Each unique instance of suicide is cloaked with questions, shrouded with pain, and often contains a mess of misunderstandings about the complex nature of mental, psychological, and physical health. When a person takes their own life the loss is far reaching and leaves whole communities reeling with the pain of realising or discovering that perhaps the person they knew and loved was suffering with the burden of pressure, stress, anxiety, shame, loneliness or guilt but kept it all just beneath the surface.
When discussions have been raised recently in New Zealand about introducing into law a bill that would enable an individual to choose to end their life, my deepest concern is that this (on the back of our absolutely horrific suicide statistics) is not a helpful conversation or perhaps even a conversation that is a step backwards for those living with debilitating mental or physical health conditions.
Into this discussion I wish to add the following questions:
1) What message is communicated when suicide is conflated with compassion and “mercy”?

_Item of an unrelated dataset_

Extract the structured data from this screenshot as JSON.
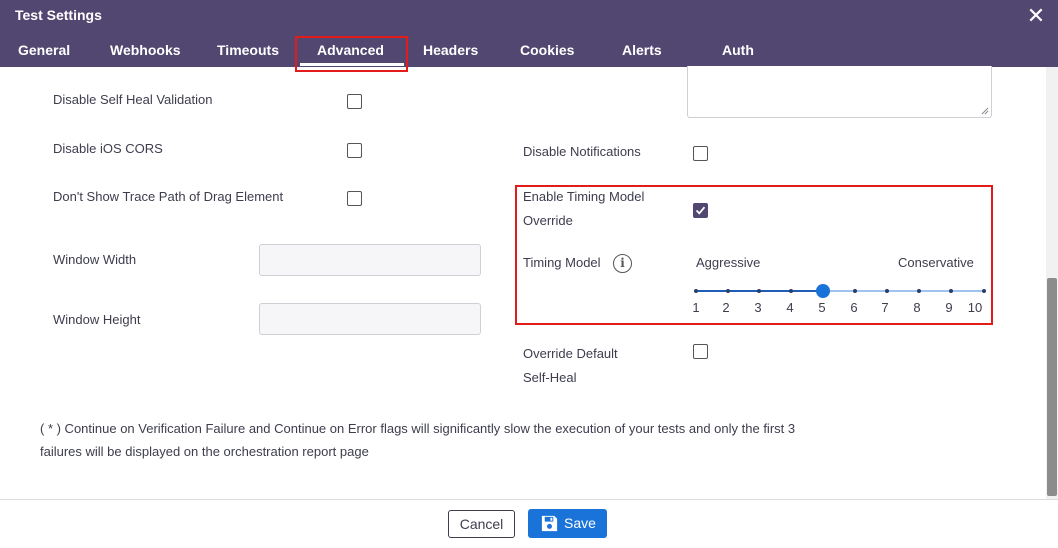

2) What tone is set for conversations aimed at discouraging suicide and encouraging the unique contribution and place that each young person has, (as a part of the community) when individual notions of “choice” and “freedom” are elevated in relation to assisted suicide?
3) Is it encouraging for a young person living with difficult health circumstances to hear their life (including the daily tasks that they have succeeded in learning or relearning) be compared with that of a different person’s life (perhaps older) for whom it is concluded that for he or she – those same tasks are debilitating and demeaning?

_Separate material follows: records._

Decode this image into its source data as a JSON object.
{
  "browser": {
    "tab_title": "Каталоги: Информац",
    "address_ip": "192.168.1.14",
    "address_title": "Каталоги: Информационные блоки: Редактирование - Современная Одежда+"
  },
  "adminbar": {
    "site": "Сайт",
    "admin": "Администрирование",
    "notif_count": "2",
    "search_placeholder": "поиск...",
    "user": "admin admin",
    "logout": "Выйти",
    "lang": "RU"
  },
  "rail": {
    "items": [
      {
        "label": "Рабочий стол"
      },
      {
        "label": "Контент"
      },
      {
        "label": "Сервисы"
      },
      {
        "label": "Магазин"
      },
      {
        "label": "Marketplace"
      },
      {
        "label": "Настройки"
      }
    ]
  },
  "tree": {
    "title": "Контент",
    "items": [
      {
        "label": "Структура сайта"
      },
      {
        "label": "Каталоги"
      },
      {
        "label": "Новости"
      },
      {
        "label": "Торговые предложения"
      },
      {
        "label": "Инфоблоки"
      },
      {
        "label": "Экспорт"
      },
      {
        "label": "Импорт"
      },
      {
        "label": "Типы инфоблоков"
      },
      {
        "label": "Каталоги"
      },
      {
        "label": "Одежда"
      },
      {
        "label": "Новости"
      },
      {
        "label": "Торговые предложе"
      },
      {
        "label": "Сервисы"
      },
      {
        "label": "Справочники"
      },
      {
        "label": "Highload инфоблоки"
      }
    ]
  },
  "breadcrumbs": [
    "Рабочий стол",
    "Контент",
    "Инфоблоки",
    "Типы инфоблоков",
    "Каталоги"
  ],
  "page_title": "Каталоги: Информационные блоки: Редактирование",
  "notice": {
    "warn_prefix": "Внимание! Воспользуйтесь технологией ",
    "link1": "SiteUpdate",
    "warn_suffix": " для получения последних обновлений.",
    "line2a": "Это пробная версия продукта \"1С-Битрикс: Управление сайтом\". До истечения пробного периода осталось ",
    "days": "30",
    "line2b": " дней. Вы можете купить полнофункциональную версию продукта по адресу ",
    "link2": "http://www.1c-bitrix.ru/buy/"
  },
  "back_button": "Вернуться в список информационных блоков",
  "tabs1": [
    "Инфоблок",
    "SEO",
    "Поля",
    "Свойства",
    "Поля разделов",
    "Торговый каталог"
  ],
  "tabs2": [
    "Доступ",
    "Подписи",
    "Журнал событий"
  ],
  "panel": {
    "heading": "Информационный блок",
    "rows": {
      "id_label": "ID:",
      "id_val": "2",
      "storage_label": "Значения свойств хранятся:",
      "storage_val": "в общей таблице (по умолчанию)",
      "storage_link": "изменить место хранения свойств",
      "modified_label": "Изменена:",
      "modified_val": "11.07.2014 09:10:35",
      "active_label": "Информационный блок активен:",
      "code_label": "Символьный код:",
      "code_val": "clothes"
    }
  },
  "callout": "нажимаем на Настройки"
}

4) Is it encouraging for any individual to have their “quality of life” (with their unique abilities and potential contribution to society) measured and weighed?
5) Who might decide who is to persist with debilitating or demeaning tasks – and who is to not persist? With what factors or considerations might such a complex decision be made? Age, socio-economic status, health condition, ethnicity, gender?
6) What minority voices may not be heard from within our increasingly culturally diverse nation- when it comes to “quality of life”, “choice”, and “freedom”?
7) What culture do we build, when from one generation to the next there is fear surrounding the well-being of our young people in relation to suicide and mental health yet a seemingly fearless attitude towards the elderly, the frail, the lonely or those that suffer with any sort of mental or physical torment – the “choice” to end one’s life is surely not “liberation” for either group? Compassion, care, companionship, understanding, support, space, and acute specialist care are surely what is required or rather what is not being provided effectively?
8) How might the dozens of different organisations established to combat suicide in New Zealand explain the “grey” of an “acceptable” form of suicide and an “unacceptable” form of suicide when asked by someone experiencing emotional turmoil?
These questions matter and it’s simply not good enough to acknowledge the accepted evidence that suicide is a problem in New Zealand on the one hand, and on the other hand pronounce that “assisted suicide” is a necessary step forward for our country without pausing to consider how inextricably incongruent those two notions are.
After losing her son to suicide in 2015, Jane Stevens said that “We have to start talking about it”, and I think she is right. We have to start talking about the problem of suicide in New Zealand – not the need for assisted suicide. Or as Aaron Kheriaty (associate professor and medical ethics director at the University of California) put it in an article in the Washington Post in November last year, “You don’t discourage suicide by assisting suicide.” (emphasis added).
Submissions to the Health Select Committee close on 1 February 2016.